Recordemos a evocação do
suicida da casa de banhos da Samaritana, descrita em nosso número de junho.
Como todos os outros, ele dizia: “Não, eu não estou morto.” Mas acrescentava:
“Entretanto, sinto que os vermes me roem.” Ora, seguramente os vermes não roem
o perispírito e, ainda menos o Espírito. Apenas roem o corpo. Como a separação
do corpo e do perispírito não era completa, o resultado era uma espécie de
repercussão moral que lhe transmitia a sensação do que acontecia no corpo.
Repercussão talvez não seja o vocábulo, o qual poderia fazer supor um efeito
muito material. Era antes a visão daquilo que se passava em seu corpo, ao qual
estava ligado o seu perispírito, que lhe produzia uma ilusão, que ele tomava
como realidade. Assim, não é uma lembrança, pois que em vida não tinha sido
roído pelos vermes. Era um sentimento atual.
Vemos por aí as deduções que
podem ser tiradas dos fatos, quando observados com atenção. Durante a vida, o
corpo recebe impressões exteriores e as transmite ao Espírito, por intermédio
do perispírito, que constitui, provavelmente, aquilo que é chamado fluido
nervoso. Morto, o corpo não mais sente, porque nele já não há Espírito nem
perispírito. Desprendido do corpo, o perispírito experimenta a sensação.
Entretanto, como esta não lhe chega através de um canal limitado, é geral. Ora,
como na realidade existe apenas um agente transmissor, desde que é o Espírito
que tem a consciência, disto resulta que se pudesse existir um perispírito sem
Espírito, este não sentiria mais do que o corpo quando morto. Do mesmo modo, se
o Espírito não tivesse perispírito, seria inacessível a qualquer sensação
dolorosa. É isto o que acontece com os Espíritos completamente depurados.
Sabemos que quanto mais se depuram, tanto mais eterizada se torna a essência do
perispírito, de onde se segue que a influência material diminui à medida que o
Espírito progride, isto é, à medida que o perispírito se torna menos grosseiro.
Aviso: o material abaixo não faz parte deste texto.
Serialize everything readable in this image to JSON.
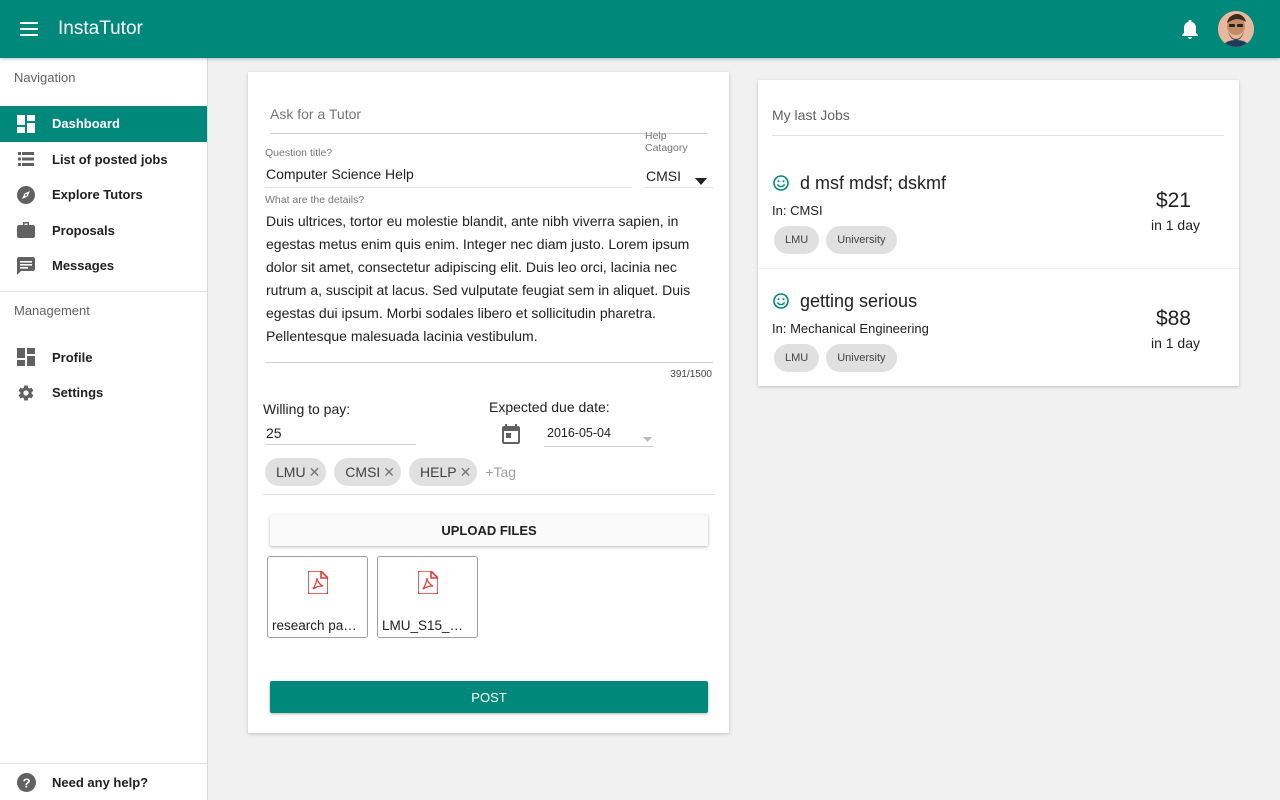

Dir-se-á, entretanto, que as
sensações agradáveis são transmitidas ao Espírito pelo perispírito, assim como
as desagradáveis. Ora, se o Espírito puro é inacessível a umas, deve sê-lo igualmente
a outras. Sim, sem dúvida, às que provêm unicamente da influência da matéria
que conhecemos. O som de nossos instrumentos, o perfume de nossas flores
nenhuma impressão lhe causam. Entretanto, há nele sensações íntimas, de um
encanto indefinível do qual nenhuma ideia podemos fazer, porque a tal respeito
somos como cegos de nascença em relação à luz. Sabemos que isto existe, mas por
que meio? Daqui não passam nossos conhecimentos. Sabemos que há percepção,
sensação, audição, visão; que essas faculdades são atributos do ser inteiro e
não, como no homem, de uma parte do ser. Mas, ainda uma vez, por que meio? Eis
o que ignoramos. Os próprios Espíritos não nos podem dar esclarecimentos sobre
isso porque nossa linguagem não é apta a exprimir ideias que não possuímos, do
mesmo modo que um povo cego não teria palavras para exprimir os efeitos da luz,
ou a linguagem dos selvagens, meios para descrever as nossas artes, as nossas
ciências e as nossas doutrinas filosóficas.
Revista espírita — Jornal de
estudos psicológicos, dezembro 1858.